Pour fonctionner, la télémédecine doit réfléchir en termes de compétitivité

Par 31 mars 2011
Mots-clés : Future of Retail, Europe
un ordinateur et stetoscope

Afin d'optimiser la réussite d'un système de télésanté, il faut bâtir des partenariats publics privés, expliquer l'intérêt aux utilisateurs et travailler sur l'interopérabilité des solutions.

La télémédecine s’intègre progressivement dans les systèmes de santé français mais les dispositifs sont encore trop peu généralisés, pas assez industrialisés et manquent d’interopérabilité. C’est le constat de l’étude "Télémédecine et Télésanté" menée conjointement en Europe par la Fédération des Industries Electriques, Electroniques et de Communication (FIEEC) et l’Agence Nationale des Systèmes d’information Partagés de Santé (ASIP Santé). Il préconise ainsi à la France de mener une réflexion stratégique commune publique/privée tant au niveau des apports en médecine qu’au niveau de la compétitivité industrielle qui peut en découler. Pour illustrer cela, l’étude s’appuie sur plusieurs exemples concrets déjà mis en place dans l’Union Européenne.

Un exemple belge

C’est le cas notamment du projet Vinca. Le service public de santé belge a en effet travaillé en étroite collaboration avec l’industrie. L’objectif ici est de mettre l’informatique au service des infirmières à domicile et de coordonner leurs efforts au niveau national. Le but est donc de saisir l’information au chevet du patient sans que cela n’alourdisse en aucune façon le travail du prestataire. Cela facilitera en effet toutes les formalités administratives. Comment ? Le dispositif propose aux professionnels de santé d’utiliser lors de chaque déplacement un ultra portable PC (UPPC) dans lequel il est possible d’introduire la carte d’identité électronique du patient. Les données ainsi stockées pourront être immédiatement utilisées et gérées par le logiciel de gestion du dossier infirmier : préparation de la facturation, gestion automatisée d’agenda, consultation du un dossier médical complet du patient et en temps réel.

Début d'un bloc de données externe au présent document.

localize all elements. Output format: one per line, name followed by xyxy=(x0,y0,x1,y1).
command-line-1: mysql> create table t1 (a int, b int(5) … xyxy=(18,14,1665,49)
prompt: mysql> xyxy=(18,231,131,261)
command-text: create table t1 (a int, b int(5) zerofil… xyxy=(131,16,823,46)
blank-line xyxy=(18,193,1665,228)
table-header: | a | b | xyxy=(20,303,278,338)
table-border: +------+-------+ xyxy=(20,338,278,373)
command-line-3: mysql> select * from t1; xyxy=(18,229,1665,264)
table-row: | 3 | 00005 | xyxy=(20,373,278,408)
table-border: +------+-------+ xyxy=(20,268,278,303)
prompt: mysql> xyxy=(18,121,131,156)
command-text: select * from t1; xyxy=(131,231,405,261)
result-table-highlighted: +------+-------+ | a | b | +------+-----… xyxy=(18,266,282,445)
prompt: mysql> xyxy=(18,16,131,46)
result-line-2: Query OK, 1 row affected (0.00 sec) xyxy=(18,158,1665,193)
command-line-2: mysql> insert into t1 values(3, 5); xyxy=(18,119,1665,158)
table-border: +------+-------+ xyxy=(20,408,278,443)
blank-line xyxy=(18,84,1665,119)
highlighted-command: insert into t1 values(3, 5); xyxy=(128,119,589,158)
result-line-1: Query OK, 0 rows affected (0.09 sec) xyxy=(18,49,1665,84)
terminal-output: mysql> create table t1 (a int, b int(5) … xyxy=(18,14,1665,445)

Favoriser l’interopérabilité des systèmes

Le rapport souligne pourtant que ce type d’application ne peut fonctionner que si les professionnels et les patients sont sensibilisés à l’utilisation de la nouvelle technologie dans le milieu médical. Le système doit leur garantir en effet une amélioration dans leur quotidien, couplée d’une sécurité et d’un confort accrus. Enfin selon eux, il faut que les appareils et les logiciels soient tous interopérables, notamment au niveau européen. En Angleterre, par exemple une politique d’achat public, le NHS : National Program for IT (constitué de Logiciels, outils de communication est mise en place dans le cadre d’un programme national d’informatisation. Cela permet un déploiement plus rapide des solutions choisies.